Brady Pro-X Pre-Formed Door Header: Since the rise of cold-formed steel stud construction, there has been a standard way to make a door header: framers build it up in the field out of studs and rails. Need we point out how time consuming and therefore expensive that is? It also predictably produces a lot of cutting waste.


The Brady Pro-X Header is a pre-formed unit that attaches to mated hanger clips. The clips get screwed to the studs, and the header snaps into place literally in seconds. There’s also a snap-in insert for applications that need greater strength. The metal-forming design of the interlocking pieces yields a sum of 28 bends in the header-plus-insert, adding considerable strength to the unit. (The traditional built-up header has only eight bends.)
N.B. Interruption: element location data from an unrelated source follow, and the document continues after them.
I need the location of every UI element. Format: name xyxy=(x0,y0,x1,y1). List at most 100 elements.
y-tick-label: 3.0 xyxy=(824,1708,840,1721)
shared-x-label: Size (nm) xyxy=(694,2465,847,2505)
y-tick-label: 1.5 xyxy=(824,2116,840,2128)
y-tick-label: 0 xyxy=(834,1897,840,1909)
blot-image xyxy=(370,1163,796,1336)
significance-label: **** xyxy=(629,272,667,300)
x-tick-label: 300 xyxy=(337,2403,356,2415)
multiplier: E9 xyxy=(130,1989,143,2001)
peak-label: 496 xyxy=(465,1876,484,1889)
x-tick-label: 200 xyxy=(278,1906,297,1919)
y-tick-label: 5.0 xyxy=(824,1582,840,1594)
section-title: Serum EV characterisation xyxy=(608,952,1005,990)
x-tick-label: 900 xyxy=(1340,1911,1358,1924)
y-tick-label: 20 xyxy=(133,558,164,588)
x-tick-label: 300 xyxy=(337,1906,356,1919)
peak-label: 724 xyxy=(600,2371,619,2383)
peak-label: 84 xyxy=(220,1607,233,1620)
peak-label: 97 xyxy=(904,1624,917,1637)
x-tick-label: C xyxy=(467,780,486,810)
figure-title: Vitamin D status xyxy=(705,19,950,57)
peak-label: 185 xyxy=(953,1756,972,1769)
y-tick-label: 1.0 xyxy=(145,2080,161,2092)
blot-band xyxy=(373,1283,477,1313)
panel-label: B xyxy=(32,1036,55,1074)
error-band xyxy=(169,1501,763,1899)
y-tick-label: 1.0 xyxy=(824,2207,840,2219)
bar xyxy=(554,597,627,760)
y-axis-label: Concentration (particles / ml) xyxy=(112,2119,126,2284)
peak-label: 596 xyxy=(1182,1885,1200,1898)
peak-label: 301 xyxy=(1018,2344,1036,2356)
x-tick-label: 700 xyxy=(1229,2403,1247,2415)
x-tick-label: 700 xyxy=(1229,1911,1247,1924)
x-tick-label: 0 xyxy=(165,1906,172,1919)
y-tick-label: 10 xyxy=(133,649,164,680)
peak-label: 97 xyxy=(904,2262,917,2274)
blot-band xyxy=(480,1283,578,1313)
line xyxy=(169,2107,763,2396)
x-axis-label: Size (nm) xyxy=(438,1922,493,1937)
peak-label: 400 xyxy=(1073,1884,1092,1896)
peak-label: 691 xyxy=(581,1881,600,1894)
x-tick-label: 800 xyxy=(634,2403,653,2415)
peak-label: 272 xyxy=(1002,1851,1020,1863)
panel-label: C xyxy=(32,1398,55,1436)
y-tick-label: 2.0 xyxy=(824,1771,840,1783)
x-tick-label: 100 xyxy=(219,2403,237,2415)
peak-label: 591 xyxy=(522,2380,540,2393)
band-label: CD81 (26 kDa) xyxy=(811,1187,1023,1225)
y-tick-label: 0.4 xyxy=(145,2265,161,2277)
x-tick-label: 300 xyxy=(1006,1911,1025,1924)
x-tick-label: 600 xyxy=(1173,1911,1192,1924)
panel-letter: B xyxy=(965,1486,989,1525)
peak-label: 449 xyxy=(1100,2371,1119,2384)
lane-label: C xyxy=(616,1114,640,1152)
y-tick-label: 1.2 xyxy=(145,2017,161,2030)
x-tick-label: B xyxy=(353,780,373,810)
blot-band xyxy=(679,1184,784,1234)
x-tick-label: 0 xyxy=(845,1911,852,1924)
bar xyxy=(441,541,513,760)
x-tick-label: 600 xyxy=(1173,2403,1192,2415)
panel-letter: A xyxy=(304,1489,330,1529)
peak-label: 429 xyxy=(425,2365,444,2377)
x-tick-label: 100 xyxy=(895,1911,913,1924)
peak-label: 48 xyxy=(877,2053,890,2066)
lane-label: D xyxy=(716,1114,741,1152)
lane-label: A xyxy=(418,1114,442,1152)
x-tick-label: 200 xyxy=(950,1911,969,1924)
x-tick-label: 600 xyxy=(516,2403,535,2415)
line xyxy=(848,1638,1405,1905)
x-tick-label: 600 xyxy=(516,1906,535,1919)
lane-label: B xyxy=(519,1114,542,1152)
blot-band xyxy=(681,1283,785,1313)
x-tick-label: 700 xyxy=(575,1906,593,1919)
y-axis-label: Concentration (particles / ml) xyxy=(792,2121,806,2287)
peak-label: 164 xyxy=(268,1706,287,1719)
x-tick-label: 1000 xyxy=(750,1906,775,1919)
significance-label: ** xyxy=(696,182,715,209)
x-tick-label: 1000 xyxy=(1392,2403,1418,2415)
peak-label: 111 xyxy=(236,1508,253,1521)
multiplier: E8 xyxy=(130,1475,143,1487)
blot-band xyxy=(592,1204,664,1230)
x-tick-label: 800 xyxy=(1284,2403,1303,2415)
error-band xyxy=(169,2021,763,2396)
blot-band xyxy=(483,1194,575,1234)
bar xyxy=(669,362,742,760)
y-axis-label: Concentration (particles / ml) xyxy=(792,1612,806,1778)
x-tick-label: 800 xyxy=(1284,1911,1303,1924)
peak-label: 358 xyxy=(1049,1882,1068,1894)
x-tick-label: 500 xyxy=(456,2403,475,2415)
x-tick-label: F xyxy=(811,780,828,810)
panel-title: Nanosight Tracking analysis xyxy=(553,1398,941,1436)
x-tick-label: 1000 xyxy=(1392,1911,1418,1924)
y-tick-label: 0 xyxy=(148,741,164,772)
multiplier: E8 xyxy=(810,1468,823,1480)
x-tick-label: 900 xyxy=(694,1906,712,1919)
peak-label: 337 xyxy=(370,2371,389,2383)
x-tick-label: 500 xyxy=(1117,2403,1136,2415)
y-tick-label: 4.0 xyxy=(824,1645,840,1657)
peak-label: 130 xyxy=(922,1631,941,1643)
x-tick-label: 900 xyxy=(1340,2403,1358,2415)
This product points at an important change that’s rippling through the construction industry. The industry is notoriously slow to change, partly because our established business and legal practices make change discouragingly risky. This reluctance promotes a tendency to live with problems instead of solving them. Then along comes an independent thinker who knows the way things are always done but has the courage to say, “Just because we’ve done it this way for 20 years doesn’t make it the best way.” Construction people are looking at their allegiance to the tried-and-true and wondering if convention itself has become a risk, the risk of becoming irrelevant, impractical, and unsustainable.
www.proXheader.com

Lifemaster Painter’s Wash System: At the intersection of the re-thinkers of old problems and the champions of sustainability comes a classic Why-didn’t-I-think-of-that? product. Actually, I and many others did think of it, but we didn’t follow through and develop it. Back in the bad old days when solvent-based paints dominated the scene, I had a coffee-can of paint thinner that I used for cleaning brushes. I kept the can covered after I’d finished washing, and let the solids settle to the bottom for a few days. Then I poured off the almost-clear paint thinner into a sealed container for re-use, and threw away the solid yuck at the bottom of the can.


The Lifemaster Wash System by Azko Nobel Paints is a special washtub for cleaning water-based paint off brushes and tools. The paint-laden water is collected, and additives are introduced to separate water from solids. The water can safely go down the drain, and the non-toxic solids can be easily and safely disposed of. It’s clean, green, and very smart in a simple way.